Jadi selain terlibat dalam analisa mikroskopis teks Alkitab, theolog Reformed harus juga mengejar pandangan teleskopik dengan meneliti spesimen-spesimen dalam sejarah interpretasi. Penelitian interpretasi dengan kontemporari dari beberapa tradisi theologi lain dapat menantang theolog untuk melihat perspektif teks yang mungkin dapat luput dari perhatian. Semua hasil valid dari exegese demikian kemudian harus dirangkum dalam theologi sistematis Reformed yang sungguh-sungguh merefleksikan seluruh berita Alkitab.

HERMENEUTIKA

Sebelum Schleiermacher hermeneutika umumnya dianggap hanya merupakan aturan exegese. Schleiermacher menyadari bahwa theologi barunya memerlukan hermeneutika baru. Sejak itu masalah hermeneutika berkembang menjadi lebih luas dan semakin penting. Beberapa pengikut R. Bultmann mengklaim bahwa hermeneutika mencakup seluruh theologi. Walaupun hal itu mungkin berlebihan, masalah hermeneutika memerlukan perhatian khusus pada masa kini.
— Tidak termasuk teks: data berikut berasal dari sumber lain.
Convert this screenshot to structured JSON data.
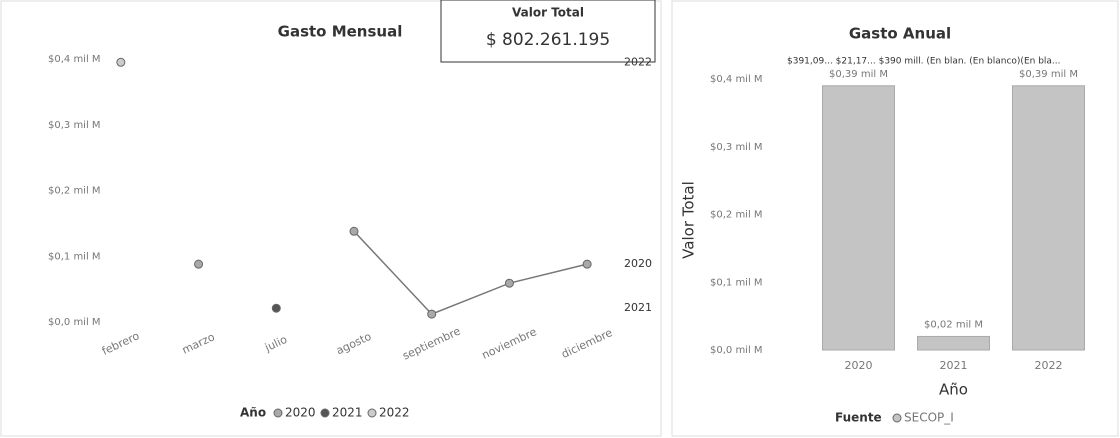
{
  "card": {
    "title": "Valor Total",
    "value": "$ 802.261.195"
  },
  "chart_data": [
    {
      "type": "line",
      "title": "Gasto Mensual",
      "categories": [
        "febrero",
        "marzo",
        "julio",
        "agosto",
        "septiembre",
        "noviembre",
        "diciembre"
      ],
      "series": [
        {
          "name": "2020",
          "color": "#a9a9a9",
          "values": [
            null,
            0.088,
            null,
            0.138,
            0.012,
            0.059,
            0.088
          ]
        },
        {
          "name": "2021",
          "color": "#555555",
          "values": [
            null,
            null,
            0.021,
            null,
            null,
            null,
            null
          ]
        },
        {
          "name": "2022",
          "color": "#cccccc",
          "values": [
            0.395,
            null,
            null,
            null,
            null,
            null,
            null
          ]
        }
      ],
      "legend_title": "Año",
      "ylim": [
        0,
        0.4
      ],
      "yticks": [
        {
          "value": 0,
          "label": "$0,0 mil M"
        },
        {
          "value": 0.1,
          "label": "$0,1 mil M"
        },
        {
          "value": 0.2,
          "label": "$0,2 mil M"
        },
        {
          "value": 0.3,
          "label": "$0,3 mil M"
        },
        {
          "value": 0.4,
          "label": "$0,4 mil M"
        }
      ],
      "grid": false
    },
    {
      "type": "bar",
      "title": "Gasto Anual",
      "annotation": "$391,09... $21,17... $390 mill. (En blan. (En blanco)(En bla...",
      "x_label": "Año",
      "y_label": "Valor Total",
      "categories": [
        "2020",
        "2021",
        "2022"
      ],
      "series": [
        {
          "name": "SECOP_I",
          "color": "#c4c4c4",
          "values": [
            0.39,
            0.02,
            0.39
          ],
          "value_labels": [
            "$0,39 mil M",
            "$0,02 mil M",
            "$0,39 mil M"
          ]
        }
      ],
      "legend_title": "Fuente",
      "ylim": [
        0,
        0.4
      ],
      "yticks": [
        {
          "value": 0,
          "label": "$0,0 mil M"
        },
        {
          "value": 0.1,
          "label": "$0,1 mil M"
        },
        {
          "value": 0.2,
          "label": "$0,2 mil M"
        },
        {
          "value": 0.3,
          "label": "$0,3 mil M"
        },
        {
          "value": 0.4,
          "label": "$0,4 mil M"
        }
      ],
      "grid": false
    }
  ]
}
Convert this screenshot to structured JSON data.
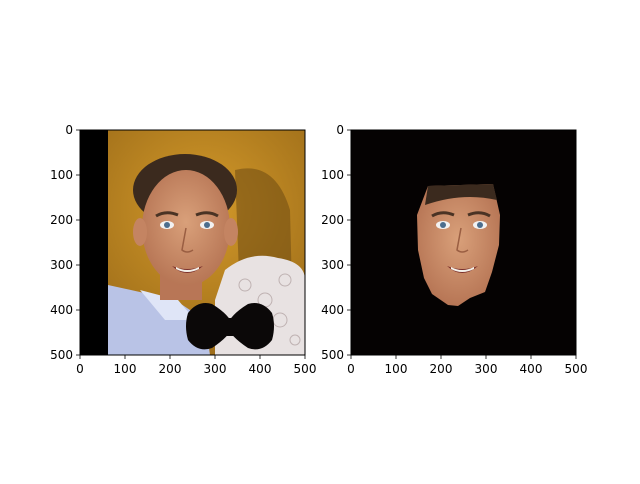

Perbedaan hasil exegese tidak selalu dapat dijelaskan karena perbedaan kompentensi pelakunya atau karena kesalahan satu atau beberapa pelakunya. Interpretasi yang bertujuan mencapai pemahaman sebuah bagian Alkitab merupakan hal yang sangat kompleks seperti tampak melalui studi exegese. Hal-hal seperti yang dibahas di atas --- natur sains theologi dan peranan presuposisi atau pra-pemahaman seseorang --- sekarang dikenal sebagai masalah hermeneutika. Perbedaan antara theolog Lutheran dan Reformed mengenai sakramen mungkin hanya mengenai pertanyaan apakah kata kerja "adalah" dalam perkataan Yesus, "Ini adalah tubuh-Ku" harus dimengerti secara literal atau secara figuratif dan spriritual. Tetapi perbedaan-perbedaan lain dalam theologi Lutheran timbul dari perbedaan hukum-Injil yang berfungsi hermeneutika dalam karya exegese Lutheran. Perbedaan hermeneutika yang bahkan lebih besar telah membedakan theologi Reformed dari Katholik Roma, Liberal, Neo-ortodoks, dan theologi setelah Bultman.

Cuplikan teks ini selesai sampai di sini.